Migliaia di persone sono state arrestate durante i cortei e centinaia nelle loro case, prigionieri che, dopo processi iniqui, stanno tuttora scontando pene inflitte per ipotizzati reati contro la sicurezza nazionale. La società civile è stata in gran parte messa a tacere, i difensori dei diritti umani sono stati vessati, intimiditi, arrestati, costretti a vivere in esilio. La condizione delle minoranze etniche e religiose è drasticamente peggiorata. Coloro che divergono dalla politica di stato, siano giornalisti, blogger, attivisti per i diritti delle donne, affrontano quotidianamente restrizioni sul diritto alla libertà di opinione, di espressione, di associazione e di riunione. 

D’altra parte, se cessassero le esecuzioni e diminuissero il livello di repressione, i mullah sanno che ciò accelererebbe il crollo di tutto il regime nel suo complesso.

Durante la campagna elettorale, il presidente Rohani ha fatto una serie di promesse che avrebbero dovuto migliorare la drammatica situazione sul fronte dei diritti umani, in particolare per quanto riguarda la condizione femminile. Nella sostanza però, nonostante la nomina di un portavoce donna, non vi è stato alcun cambiamento che portasse all’instaurazione di un sistema democratico.

Tutt’altro. L’Iran, in questi anni, ha accresciuto il sostegno al terrorismo che ha contribuito a peggiorare il suo isolamento politico.

Ma nel mutato scenario internazionale, anche all’indomani delle “primavere arabe”, il fondamentalismo islamico, se prima era una piaga che riguardava solo pochi paesi, ora rappresenta una minaccia reale per la comunità internazionale.
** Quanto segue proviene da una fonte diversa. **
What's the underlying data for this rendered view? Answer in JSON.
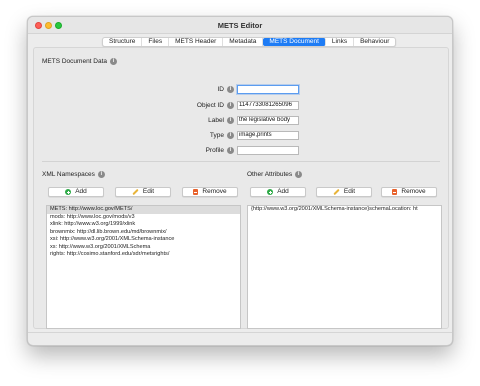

Rajavi ha infine chiuso il suo intervento con un riferimento ai fatti di Camp Ashraf, “presidio dei rifugiati iraniani”, dove il 1° settembre, secondo l’opposizione sono stati uccisi, per mano dei sicari del premier iracheno, Nuri al-Maliki, e della Guida suprema iraniana, Ali Khamenei, 52 dissidenti da parte delle forze irachene. “Coloro che hanno assediato, sparato e ucciso quelle persone dopo averle seviziate – ha concluso – prima o poi dovranno rispondere delle loro azioni davanti alla giustizia”.